Macki ging dazu über, den Wal nicht nur mit Fragen und seinem neuen Gerät zu malträtieren, er tippte ihm mit seinen Flossen auch ständig irgendwo herum. Der Wal erinnerte sich an die ruhigen, einsame Zeiten, wie schön es war durch die Wasser zu ziehen, den Strömen mal entgegen, mal mit ihnen. Und dann, vollkommen unverhofft, als es unerträglich wurde, diese keckernden, schwirrenden und löchernden Jungdelfine zu ertragen, ergoss sich ein langgezogener, befreiender Ton aus dem Wal. Er hörte nicht mehr auf und klagte über viele Kilometer sein Leid. Wie sie ihn ausfragten, wie sie ihn nervten.

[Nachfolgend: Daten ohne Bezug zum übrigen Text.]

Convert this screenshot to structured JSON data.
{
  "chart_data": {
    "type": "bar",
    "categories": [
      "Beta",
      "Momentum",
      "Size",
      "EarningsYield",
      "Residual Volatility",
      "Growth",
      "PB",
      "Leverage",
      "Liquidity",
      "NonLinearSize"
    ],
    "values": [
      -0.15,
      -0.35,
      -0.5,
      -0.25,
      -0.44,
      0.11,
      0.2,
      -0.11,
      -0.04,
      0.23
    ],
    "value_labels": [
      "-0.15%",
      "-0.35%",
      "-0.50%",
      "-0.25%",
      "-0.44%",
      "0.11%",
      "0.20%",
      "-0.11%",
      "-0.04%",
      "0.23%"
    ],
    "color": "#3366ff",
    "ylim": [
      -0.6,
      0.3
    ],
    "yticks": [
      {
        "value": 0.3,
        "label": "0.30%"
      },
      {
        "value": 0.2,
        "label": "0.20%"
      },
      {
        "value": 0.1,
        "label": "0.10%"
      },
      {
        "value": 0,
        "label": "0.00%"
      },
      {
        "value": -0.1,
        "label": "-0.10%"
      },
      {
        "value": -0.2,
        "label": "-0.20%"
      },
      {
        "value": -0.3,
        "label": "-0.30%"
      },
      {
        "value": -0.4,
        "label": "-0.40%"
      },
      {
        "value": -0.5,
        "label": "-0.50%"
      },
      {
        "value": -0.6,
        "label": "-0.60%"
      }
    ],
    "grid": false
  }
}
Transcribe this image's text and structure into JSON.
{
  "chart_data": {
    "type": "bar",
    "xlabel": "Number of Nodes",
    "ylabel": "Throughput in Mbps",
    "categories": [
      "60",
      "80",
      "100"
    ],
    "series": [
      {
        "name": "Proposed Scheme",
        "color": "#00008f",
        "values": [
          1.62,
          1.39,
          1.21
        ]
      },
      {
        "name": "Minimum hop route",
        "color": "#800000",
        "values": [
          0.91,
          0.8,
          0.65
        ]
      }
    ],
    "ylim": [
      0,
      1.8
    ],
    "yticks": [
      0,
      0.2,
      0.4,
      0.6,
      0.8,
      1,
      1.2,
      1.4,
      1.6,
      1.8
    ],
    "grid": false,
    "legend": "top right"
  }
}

Mackie nannte es später, in einem Anflug von besonderer Intuition, Walgesang. Er hatte nichts, keine Information aus dem Leben der Wale, keine persönlichen Erfahrungen auf dem Korallenrekorder, außer seinem Walgesang. Alle andere Jungdelfine hatten bereits aufgegeben und ihre Geräte ausgeschaltet, als sich der Wal laut bei seinen Artgenossen beschwerte. Frau Kraken war erst erstaunt, dann begeistert. Für das nächste Schuljahr setzte sie ein neues Fach für die kommenden Schüler an: Walfach. Alle waren begeistert, nur die Wale nicht.